Attorneys had been bracing for change after Trump’s election. Some made their exit, anticipating that their earlier work would make them targets for retribution. But others believed that the change of administration can be like others in the previous, with new priorities and profession legal professionals following these new targets.
“We all saw what Trump had said during the campaign, so people knew what was possible,” a former senior prosecutor in the workplace stated. “But no one expected them to just come in and destroy everything. So much experience in that office, just gone.”
More than 100 vacancies now exist, in accordance with individuals acquainted with the Miami workplace. The loss of some of the prime skilled legal professionals in the workplace has an affect on circumstances, present and former Justice officers say.
At his investiture ceremony in December Reding Quiñones vowed to pursue the administration’s priorities, together with decreasing violent crime. He invoked his army expertise to assist the workplace win circumstances, in accordance with an individual at the ceremony.
In her remarks at the ceremony, Chief Judge Cecilia Altonaga had a extra staid message, reminding the room of the heavy duty of federal prosecutors.

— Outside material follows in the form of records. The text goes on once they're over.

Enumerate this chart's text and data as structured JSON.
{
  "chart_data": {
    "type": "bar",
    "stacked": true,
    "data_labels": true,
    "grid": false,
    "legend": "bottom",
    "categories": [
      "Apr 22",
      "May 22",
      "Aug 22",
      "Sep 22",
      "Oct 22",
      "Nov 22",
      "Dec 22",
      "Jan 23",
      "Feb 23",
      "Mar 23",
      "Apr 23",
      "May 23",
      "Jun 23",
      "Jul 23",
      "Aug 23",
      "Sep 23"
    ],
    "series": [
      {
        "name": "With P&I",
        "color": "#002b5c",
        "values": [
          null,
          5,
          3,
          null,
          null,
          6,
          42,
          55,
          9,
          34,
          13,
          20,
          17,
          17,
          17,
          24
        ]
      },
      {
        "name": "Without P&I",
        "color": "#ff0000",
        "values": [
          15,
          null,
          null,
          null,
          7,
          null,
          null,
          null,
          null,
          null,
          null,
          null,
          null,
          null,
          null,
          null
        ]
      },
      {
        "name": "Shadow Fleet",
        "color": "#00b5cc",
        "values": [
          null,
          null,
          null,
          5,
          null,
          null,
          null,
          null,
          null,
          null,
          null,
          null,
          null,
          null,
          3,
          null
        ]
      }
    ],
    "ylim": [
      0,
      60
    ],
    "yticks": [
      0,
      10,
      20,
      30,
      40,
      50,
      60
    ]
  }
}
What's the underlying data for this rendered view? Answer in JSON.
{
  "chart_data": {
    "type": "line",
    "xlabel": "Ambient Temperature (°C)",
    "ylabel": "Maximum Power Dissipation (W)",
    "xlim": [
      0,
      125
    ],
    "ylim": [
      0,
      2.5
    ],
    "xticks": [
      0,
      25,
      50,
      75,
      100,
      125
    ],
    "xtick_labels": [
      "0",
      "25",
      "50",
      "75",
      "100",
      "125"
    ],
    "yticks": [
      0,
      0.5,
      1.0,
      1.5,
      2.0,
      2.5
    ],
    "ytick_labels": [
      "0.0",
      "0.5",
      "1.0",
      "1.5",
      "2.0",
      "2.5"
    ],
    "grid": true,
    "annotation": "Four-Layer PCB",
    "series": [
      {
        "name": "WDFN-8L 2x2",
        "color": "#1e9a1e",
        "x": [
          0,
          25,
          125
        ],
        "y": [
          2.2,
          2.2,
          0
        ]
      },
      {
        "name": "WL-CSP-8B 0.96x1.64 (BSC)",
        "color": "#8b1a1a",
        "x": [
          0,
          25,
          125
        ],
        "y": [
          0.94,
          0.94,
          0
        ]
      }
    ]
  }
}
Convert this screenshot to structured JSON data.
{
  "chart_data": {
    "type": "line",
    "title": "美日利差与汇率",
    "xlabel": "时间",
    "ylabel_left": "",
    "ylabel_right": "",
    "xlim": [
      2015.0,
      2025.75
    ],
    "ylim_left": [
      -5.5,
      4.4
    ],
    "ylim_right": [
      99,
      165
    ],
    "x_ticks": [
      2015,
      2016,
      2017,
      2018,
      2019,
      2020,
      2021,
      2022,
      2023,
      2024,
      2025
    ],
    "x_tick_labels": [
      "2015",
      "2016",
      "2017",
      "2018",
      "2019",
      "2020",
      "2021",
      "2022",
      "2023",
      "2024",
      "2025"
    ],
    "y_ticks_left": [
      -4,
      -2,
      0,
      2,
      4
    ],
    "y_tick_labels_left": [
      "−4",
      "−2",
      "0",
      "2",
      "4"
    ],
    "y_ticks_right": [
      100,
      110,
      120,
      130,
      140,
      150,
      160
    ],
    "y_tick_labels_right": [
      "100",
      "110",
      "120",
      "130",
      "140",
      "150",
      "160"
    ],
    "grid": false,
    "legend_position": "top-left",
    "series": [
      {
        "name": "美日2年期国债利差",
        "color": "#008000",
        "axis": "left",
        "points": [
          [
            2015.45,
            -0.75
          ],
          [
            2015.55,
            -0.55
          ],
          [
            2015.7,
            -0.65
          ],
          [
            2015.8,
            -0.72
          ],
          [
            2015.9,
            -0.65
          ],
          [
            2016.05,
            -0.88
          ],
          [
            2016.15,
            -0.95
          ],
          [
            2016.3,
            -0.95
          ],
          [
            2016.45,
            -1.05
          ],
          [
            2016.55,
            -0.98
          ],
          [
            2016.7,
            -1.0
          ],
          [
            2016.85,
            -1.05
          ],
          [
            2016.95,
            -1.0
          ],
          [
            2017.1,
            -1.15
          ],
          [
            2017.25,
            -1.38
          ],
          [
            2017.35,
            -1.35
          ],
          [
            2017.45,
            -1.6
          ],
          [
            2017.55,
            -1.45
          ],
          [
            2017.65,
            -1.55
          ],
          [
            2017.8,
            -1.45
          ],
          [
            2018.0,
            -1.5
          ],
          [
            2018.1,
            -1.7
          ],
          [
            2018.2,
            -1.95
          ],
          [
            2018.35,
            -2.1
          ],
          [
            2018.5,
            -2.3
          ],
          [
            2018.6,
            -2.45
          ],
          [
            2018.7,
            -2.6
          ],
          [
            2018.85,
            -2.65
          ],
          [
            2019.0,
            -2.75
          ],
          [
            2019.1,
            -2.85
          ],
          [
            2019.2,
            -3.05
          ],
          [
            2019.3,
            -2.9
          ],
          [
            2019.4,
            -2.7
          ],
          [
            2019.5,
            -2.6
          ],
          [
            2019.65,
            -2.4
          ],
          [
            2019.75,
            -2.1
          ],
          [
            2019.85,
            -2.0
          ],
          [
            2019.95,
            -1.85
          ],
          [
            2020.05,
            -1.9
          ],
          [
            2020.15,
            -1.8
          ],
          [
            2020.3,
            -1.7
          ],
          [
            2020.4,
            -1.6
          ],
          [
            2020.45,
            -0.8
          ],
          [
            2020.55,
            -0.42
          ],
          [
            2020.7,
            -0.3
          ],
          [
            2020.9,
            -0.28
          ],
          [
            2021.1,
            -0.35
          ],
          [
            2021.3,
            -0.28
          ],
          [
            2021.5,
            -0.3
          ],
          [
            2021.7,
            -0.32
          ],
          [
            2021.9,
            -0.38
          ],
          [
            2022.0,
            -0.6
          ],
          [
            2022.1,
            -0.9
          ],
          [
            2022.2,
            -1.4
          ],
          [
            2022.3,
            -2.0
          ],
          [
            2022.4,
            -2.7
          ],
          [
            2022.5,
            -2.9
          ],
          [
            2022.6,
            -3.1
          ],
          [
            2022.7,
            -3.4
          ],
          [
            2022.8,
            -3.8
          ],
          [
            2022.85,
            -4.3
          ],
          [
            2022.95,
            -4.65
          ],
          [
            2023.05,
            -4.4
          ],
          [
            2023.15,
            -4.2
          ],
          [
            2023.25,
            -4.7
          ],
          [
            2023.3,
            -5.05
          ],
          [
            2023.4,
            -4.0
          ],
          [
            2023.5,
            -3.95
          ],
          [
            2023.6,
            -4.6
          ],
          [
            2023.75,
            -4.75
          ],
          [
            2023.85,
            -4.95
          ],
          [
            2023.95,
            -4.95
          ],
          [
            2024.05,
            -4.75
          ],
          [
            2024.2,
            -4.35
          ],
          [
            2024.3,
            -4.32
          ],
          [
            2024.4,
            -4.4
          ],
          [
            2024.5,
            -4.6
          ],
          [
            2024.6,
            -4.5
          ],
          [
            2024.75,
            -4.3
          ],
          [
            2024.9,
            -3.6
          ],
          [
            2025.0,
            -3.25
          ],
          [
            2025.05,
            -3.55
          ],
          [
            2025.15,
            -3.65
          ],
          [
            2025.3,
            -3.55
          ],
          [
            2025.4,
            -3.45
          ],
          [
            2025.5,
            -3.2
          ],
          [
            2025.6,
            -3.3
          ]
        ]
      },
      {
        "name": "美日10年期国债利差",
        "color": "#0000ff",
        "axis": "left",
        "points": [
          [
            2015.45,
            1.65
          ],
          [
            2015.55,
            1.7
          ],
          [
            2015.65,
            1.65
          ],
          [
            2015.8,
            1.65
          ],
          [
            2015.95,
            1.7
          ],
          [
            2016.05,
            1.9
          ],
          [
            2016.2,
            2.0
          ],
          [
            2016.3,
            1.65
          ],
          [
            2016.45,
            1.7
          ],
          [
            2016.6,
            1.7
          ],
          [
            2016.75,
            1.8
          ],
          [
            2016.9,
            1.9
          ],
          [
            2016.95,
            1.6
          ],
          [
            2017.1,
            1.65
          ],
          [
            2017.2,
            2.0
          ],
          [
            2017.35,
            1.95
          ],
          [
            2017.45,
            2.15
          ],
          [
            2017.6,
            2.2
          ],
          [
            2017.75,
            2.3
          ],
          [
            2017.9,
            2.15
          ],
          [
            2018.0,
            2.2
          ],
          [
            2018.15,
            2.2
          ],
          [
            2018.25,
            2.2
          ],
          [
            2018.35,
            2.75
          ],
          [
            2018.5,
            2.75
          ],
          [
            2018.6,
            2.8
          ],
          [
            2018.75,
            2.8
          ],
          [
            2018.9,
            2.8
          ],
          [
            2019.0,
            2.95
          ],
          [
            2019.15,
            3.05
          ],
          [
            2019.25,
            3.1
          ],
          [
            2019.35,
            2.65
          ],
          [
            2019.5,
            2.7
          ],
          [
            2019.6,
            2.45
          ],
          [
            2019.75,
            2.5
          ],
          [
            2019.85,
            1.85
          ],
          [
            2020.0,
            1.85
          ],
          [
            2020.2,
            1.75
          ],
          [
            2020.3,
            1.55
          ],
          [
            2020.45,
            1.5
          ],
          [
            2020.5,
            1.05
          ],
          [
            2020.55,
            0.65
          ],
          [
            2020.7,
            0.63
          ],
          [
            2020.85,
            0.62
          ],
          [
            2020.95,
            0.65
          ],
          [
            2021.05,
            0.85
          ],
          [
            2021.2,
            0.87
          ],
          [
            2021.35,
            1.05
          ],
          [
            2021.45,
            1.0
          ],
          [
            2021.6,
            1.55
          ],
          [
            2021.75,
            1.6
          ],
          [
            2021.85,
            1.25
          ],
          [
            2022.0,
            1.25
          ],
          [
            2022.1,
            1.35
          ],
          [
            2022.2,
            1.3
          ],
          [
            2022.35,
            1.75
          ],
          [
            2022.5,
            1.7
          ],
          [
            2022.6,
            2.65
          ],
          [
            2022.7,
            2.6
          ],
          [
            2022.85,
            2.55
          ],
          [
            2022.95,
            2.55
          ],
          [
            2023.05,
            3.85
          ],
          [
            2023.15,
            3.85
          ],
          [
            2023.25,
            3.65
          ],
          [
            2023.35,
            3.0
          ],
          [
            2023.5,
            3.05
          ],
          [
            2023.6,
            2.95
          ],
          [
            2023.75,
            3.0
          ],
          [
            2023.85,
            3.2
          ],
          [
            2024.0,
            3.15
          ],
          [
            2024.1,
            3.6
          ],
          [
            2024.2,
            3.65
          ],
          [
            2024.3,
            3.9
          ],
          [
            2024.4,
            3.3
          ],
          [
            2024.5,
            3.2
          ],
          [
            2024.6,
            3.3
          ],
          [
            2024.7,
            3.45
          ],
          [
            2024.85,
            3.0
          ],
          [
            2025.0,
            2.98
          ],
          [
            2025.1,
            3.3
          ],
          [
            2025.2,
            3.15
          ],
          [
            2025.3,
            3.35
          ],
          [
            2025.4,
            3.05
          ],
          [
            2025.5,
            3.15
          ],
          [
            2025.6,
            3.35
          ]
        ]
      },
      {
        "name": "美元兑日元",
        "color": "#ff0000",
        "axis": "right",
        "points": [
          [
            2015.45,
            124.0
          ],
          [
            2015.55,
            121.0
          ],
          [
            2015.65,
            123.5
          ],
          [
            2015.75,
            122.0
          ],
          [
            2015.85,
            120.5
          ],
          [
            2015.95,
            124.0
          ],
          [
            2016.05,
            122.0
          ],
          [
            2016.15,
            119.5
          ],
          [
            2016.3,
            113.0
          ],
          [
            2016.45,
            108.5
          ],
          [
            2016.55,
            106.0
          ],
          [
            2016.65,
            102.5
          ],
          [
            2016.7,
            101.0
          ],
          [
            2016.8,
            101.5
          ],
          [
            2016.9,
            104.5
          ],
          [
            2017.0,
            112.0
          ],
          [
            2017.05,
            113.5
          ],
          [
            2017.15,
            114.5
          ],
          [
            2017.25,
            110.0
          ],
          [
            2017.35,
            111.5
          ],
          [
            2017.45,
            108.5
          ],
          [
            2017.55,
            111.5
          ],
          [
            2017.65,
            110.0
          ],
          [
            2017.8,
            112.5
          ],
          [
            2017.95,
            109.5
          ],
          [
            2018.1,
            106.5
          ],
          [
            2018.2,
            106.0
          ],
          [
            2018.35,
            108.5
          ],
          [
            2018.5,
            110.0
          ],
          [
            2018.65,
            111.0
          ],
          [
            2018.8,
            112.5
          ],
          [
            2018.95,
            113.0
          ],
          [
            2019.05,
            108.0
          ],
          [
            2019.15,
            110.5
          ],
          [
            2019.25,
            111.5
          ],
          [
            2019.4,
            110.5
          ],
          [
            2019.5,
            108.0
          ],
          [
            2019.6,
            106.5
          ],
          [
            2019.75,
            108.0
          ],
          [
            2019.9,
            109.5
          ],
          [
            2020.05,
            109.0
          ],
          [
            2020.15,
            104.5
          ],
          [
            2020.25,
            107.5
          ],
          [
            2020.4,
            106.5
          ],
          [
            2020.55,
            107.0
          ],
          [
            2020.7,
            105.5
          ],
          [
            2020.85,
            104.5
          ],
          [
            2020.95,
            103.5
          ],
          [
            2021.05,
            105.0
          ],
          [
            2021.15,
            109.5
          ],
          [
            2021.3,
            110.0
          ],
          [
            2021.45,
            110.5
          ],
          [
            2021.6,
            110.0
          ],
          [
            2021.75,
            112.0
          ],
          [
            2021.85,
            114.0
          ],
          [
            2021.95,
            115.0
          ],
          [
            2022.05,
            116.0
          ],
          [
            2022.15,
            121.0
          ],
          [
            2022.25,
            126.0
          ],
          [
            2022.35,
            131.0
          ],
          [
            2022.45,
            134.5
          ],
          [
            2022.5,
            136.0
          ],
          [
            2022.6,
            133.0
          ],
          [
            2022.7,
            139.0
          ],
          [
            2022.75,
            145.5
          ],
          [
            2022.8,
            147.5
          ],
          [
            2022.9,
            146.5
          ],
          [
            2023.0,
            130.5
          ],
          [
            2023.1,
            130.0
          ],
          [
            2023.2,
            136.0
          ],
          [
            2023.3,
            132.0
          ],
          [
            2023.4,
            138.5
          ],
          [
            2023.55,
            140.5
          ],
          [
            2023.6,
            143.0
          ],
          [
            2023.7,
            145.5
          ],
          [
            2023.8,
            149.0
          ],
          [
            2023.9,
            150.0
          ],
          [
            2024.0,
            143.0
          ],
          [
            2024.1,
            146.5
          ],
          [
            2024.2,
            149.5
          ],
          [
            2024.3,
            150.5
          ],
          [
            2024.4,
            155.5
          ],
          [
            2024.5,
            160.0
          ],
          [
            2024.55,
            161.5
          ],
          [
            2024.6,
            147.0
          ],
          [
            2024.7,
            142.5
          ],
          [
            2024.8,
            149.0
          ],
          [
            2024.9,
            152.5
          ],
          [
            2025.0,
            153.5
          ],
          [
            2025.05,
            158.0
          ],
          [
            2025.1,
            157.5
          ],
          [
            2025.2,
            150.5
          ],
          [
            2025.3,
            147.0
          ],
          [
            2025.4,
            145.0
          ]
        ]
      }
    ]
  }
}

She cited a well-known quote from the 1935 Berger v. US Supreme Court ruling that reads partly:
The position of US legal professional, “in a criminal prosecution is not that it shall win a case, but that justice shall be done…”
“He may prosecute with earnestness and vigor — indeed, he should do so. But, while he may strike hard blows, he is not at liberty to strike foul ones,” she added. “It is as much his duty to refrain from improper methods calculated to produce a wrongful conviction as it is to use every legitimate means to bring about a just one.”